= Thomas Gibson (surgeon) =

Scottish physician and medical researcher (1915–1993)

Prof Thomas Gibson FRSE (1915-1993) was an eminent Scottish plastic surgeon serving as professor of plastic surgery and bioengineering at Strathclyde University. Together with Robert Kenedi he cofounding the Bioengineering Department in 1961. His research forms the basis for modern tissue transplantation techniques. In 1960 Sir Peter Medawar wrote to Gibson giving "deep obligation" to him for paving the way for his understanding which led to Medawar being awarded the Nobel Prize in Medicine in 1960. His letter ended "thank God I was lucky enough to team up with you".

==Life==

He was born in Kilbarchan in Renfrewshire on 24 November 1915, the son of Thomas Gibson and his wife, Mary Munn. He attended the parish school in Kilbarchan and then Paisley Grammar School. He then studied medicine at Glasgow University graduating MB ChB in 1938.
His career (as most) was interrupted by the Second World War during which he served in the Royal Army Medical Corps where he served in northern Europe. After the war he served as Commanding Officer of the Maxillofacial Unit in India until 1947, specialising in major facial reconstruction from wounds and burns. He took special interest in the "shock phase" following major burns.

In 1947 he returned to Scotland as a Consultant Plastic Surgeon. From 1970 he was director of the West of Scotland Plastic and Oral Surgery Service (based first at Glasgow Royal Infirmary then at Ballochmyle and Canniesburn), at the same time becoming professor of plastic surgery and bioengineering at Strathclyde University. He was president of the British Association of Plastic Surgeons 1970-71 .
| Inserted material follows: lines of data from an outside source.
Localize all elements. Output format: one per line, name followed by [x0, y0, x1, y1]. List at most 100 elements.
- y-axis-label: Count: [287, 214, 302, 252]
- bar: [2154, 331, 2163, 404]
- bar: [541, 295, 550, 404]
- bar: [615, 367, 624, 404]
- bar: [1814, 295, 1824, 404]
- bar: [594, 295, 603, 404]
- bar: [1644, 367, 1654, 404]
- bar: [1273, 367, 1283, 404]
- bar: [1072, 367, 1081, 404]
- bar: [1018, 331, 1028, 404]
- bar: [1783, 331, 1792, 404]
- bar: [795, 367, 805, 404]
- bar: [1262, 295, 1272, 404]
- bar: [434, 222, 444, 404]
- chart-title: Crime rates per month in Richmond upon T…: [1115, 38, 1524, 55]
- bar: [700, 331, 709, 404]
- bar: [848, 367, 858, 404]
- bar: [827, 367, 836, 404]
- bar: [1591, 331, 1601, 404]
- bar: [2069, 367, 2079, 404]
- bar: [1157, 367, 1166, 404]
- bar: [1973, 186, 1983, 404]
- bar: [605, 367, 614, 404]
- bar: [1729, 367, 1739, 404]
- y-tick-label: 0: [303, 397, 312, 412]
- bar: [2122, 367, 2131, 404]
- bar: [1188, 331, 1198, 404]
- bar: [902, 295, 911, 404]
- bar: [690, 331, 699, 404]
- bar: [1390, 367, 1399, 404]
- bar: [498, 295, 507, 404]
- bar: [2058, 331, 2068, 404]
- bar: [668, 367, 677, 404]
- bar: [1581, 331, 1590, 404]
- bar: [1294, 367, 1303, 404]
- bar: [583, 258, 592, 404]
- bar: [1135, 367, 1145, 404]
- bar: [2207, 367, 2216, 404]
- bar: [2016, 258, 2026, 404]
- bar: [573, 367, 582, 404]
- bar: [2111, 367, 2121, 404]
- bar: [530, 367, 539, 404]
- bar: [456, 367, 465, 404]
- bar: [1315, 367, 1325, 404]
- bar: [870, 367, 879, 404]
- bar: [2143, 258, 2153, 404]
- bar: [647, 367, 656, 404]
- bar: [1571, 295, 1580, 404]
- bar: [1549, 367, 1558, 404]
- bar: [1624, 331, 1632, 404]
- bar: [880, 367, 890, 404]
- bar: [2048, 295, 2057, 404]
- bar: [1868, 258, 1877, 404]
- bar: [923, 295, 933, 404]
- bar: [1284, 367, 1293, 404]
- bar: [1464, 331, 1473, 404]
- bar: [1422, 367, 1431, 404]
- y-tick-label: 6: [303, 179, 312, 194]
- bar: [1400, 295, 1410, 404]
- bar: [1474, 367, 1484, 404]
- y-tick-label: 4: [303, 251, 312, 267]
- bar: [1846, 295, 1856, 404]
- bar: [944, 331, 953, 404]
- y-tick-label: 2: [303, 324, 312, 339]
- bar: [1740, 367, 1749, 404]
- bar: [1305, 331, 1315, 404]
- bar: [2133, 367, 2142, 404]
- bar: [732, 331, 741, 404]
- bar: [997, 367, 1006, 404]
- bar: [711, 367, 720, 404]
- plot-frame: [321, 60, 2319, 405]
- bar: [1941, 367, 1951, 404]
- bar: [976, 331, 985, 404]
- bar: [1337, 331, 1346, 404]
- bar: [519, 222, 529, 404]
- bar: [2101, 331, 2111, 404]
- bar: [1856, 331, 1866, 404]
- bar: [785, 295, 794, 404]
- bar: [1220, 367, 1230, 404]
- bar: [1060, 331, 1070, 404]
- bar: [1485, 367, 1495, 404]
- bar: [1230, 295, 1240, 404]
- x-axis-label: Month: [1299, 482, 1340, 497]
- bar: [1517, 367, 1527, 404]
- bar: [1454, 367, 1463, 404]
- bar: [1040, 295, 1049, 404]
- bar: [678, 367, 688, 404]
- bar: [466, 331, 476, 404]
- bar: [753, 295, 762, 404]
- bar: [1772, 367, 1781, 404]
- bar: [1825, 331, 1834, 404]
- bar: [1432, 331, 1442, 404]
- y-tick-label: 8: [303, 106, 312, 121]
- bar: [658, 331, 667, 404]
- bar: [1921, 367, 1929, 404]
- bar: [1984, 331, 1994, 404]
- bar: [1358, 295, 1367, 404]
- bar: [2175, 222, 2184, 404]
In 1976 he was elected a Fellow of The Royal Society of Edinburgh. His proposers were Peter Pauson, Robert Kenedi, Sir Andrew Kay, Sir Samuel Curran and Sir Adam Thomson. He served as president of the Royal College of Physicians and Surgeons of Glasgow 1976-78.
He retired in 1980, and as a late honour in life he was awarded the Lister Medal in 1987 for services to facial reconstruction.

He died in Glasgow Western Infirmary on 13 February 1993 following a short illness.

==Publications==

- Modern Trends in Plastic Surgery (chapter on Tissue Repair and Transplantion) (1964)

He edited the British Journal of Plastic Surgery 1969-1970

==Family==

In 1944 he married Patricia Muriel McFeat. They had two sons, two daughters and eleven grandchildren.